There were things the scout hadn’t said. How many enemies waited ahead? Were they ready to fight? For that matter, Count Hamnet wondered whether his own army was ready to fight. They’d run from the Rulers often enough before. Only one way to find out…

“I see em!” Trasamund bellowed. So did Hamnet Thyssen: a line of men on riding deer, with the bigger lumps of mammoths anchoring the center of their line. They were ready, then.

“Try to stay out of slingstone range!” Hamnet shouted to Marcovefa.

She gave back what was anything but a military salute.
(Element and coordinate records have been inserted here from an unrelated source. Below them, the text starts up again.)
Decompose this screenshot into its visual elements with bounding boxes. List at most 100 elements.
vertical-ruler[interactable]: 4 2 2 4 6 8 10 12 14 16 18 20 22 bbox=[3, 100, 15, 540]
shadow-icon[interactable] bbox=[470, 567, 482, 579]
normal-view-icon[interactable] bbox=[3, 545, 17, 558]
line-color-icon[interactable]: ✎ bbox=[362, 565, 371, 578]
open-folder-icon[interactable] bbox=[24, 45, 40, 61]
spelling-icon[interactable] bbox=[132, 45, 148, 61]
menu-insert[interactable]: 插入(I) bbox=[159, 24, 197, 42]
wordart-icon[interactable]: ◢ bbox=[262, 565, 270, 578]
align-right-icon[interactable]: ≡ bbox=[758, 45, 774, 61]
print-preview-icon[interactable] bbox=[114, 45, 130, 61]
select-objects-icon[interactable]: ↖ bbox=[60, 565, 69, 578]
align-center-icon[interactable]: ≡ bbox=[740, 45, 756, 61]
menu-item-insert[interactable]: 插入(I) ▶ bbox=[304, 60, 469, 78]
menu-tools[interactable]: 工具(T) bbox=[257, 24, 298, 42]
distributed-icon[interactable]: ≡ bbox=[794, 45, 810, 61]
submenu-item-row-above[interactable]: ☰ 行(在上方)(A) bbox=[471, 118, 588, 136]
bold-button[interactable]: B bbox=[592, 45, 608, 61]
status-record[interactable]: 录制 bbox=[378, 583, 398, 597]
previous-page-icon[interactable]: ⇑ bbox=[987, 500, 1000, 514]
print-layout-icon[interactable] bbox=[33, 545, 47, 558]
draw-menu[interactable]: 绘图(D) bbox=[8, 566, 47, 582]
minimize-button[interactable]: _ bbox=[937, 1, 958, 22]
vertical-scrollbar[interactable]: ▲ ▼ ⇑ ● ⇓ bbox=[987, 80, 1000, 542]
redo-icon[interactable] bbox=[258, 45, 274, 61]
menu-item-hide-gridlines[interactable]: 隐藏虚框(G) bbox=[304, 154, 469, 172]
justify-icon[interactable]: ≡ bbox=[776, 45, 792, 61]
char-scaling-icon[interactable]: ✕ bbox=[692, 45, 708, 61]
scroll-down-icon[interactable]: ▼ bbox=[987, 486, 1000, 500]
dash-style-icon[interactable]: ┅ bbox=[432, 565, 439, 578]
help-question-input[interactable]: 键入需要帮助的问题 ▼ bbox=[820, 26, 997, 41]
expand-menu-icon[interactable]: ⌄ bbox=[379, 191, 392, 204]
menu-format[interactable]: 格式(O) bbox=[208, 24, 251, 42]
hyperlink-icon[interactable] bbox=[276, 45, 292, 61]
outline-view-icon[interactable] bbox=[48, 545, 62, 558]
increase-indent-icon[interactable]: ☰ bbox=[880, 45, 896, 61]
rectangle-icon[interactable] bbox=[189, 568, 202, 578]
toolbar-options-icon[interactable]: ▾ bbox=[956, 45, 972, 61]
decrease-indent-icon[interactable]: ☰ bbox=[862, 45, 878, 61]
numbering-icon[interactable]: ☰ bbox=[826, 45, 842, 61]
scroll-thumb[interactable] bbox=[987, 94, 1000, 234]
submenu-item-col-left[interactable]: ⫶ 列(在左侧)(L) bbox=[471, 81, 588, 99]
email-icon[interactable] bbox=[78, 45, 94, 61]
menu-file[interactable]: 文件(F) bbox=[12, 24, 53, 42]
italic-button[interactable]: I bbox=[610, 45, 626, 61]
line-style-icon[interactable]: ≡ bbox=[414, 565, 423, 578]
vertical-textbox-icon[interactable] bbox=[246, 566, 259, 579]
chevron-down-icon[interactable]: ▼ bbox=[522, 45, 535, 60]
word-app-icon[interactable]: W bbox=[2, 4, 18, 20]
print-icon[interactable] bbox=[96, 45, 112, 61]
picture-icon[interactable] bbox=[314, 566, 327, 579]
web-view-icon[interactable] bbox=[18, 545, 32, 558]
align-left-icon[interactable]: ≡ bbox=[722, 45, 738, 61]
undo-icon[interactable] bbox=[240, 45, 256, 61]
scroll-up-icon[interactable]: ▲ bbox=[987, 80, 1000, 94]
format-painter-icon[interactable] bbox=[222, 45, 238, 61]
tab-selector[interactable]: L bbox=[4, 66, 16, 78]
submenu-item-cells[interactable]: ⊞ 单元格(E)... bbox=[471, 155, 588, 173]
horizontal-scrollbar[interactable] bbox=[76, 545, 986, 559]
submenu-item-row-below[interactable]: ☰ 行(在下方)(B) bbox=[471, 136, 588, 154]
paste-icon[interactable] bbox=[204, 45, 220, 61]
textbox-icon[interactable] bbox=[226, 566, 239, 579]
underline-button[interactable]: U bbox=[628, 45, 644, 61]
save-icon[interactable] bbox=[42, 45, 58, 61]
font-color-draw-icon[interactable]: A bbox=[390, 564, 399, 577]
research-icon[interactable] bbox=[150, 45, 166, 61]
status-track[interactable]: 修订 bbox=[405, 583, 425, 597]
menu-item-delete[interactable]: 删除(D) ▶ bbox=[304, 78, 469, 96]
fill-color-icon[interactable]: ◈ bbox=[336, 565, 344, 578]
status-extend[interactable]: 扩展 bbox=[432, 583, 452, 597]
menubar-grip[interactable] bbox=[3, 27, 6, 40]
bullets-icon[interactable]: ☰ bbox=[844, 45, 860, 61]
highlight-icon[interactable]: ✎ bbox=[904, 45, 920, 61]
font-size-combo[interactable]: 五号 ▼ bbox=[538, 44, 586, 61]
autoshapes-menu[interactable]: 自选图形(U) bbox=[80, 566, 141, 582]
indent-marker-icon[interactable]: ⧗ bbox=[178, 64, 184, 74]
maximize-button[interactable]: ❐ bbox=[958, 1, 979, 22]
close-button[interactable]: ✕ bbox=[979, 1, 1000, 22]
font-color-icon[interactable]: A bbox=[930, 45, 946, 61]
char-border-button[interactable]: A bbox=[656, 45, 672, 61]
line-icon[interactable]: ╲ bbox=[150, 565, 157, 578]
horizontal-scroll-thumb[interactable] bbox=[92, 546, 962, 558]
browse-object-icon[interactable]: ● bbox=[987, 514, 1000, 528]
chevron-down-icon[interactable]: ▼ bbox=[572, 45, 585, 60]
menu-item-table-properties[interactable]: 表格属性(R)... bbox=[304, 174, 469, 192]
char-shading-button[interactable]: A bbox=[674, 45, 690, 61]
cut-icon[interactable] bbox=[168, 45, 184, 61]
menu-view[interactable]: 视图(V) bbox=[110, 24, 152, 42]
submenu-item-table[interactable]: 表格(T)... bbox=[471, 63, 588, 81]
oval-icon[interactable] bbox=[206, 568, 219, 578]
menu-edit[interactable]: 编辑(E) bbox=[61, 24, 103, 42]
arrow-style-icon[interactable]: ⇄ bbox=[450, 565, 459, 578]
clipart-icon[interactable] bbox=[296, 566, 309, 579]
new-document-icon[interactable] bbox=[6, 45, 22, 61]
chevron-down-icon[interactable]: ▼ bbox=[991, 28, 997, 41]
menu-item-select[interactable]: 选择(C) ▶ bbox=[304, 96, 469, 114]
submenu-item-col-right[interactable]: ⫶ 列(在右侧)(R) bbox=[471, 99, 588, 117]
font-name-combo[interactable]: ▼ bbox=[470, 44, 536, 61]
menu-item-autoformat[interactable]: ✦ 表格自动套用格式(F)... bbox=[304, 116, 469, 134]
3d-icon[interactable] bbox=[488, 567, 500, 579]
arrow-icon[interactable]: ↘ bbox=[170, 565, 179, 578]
Then she blew him a kiss. He wondered what it meant. He wondered if it meant anything. He’d find out – probably sooner than he wanted.

Sooner than he wanted, he found the Rulers had at least one wizard with them. Snow leapt up from the ground. It took the shapes of wolves and of the fierce great cats from beyond the Glacier – tigers, the Rulers called them. Count Hamnet thought they were illusion till one of the snow tigers tore the throat out of a scout’s horse and then killed the Bizogot, too.